Dans la réalité, l’enjeu n’est pas de juger les parents, mais de comprendre ce que cette pratique dit de notre rapport au nourrisson. Autrefois, on voulait surtout le contenir. Aujourd’hui, on cherche davantage à l’accompagner. C’est un changement profond, et c’est précisément ce qui explique pourquoi l’emmaillotement fascine encore autant.

FAQ

Mais qui a eu l’idée un jour ? D’inventer l’emmaillotement ?

L’emmaillotement est une pratique très ancienne, dont Soranos d’Éphèse est l’un des premiers auteurs à avoir laissé une trace écrite. Il ne l’a probablement pas inventée, mais il l’a largement relayée dans une logique de protection et de maintien du corps du nourrisson.

Pourquoi l’emmaillotement a-t-il été remis en question ?

Il a été remis en question parce que les idées sur l’enfant ont changé à partir du XVIIIe siècle. On a commencé à considérer que le nourrisson devait bouger librement pour se développer, et non être maintenu comme un corps à redresser.

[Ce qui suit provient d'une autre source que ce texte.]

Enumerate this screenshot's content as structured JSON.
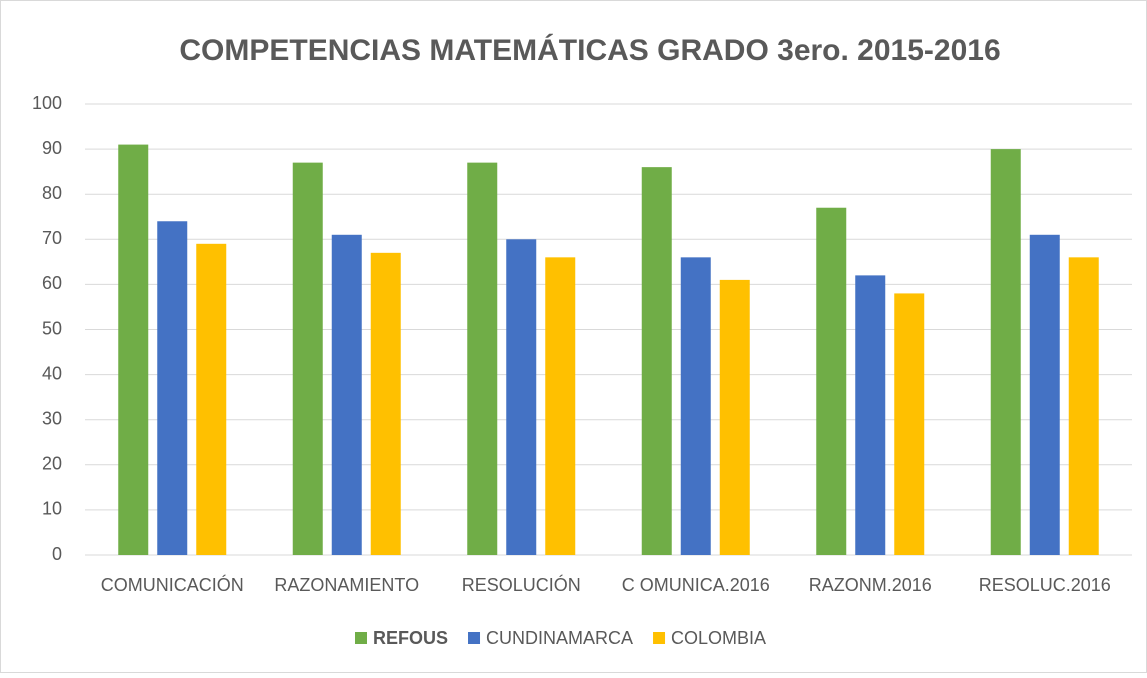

Comment l’emmaillotement était-il pratiqué autrefois ?

Autrefois, le bébé était souvent entouré de bandelettes ou de langes serrés sur une grande partie du corps. La pratique pouvait durer plusieurs mois, avec une libération progressive des bras puis du reste du corps.

Pourquoi l’emmaillotement revient-il aujourd’hui ?

Il revient surtout pour apaiser le nouveau-né, limiter le réflexe de sursaut et favoriser l’endormissement. Dans la pratique, certains parents l’utilisent aussi pour donner au bébé une sensation d’enveloppement rassurante.

Ce qu’il faut faire si tu envisages d’emmailloter ton bébé

Il faut le faire avec prudence, sans serrer le thorax ni les hanches, et arrêter dès que le bébé commence à se retourner. Si tu hésites, demande conseil à un professionnel de santé pour adapter la pratique à ton enfant.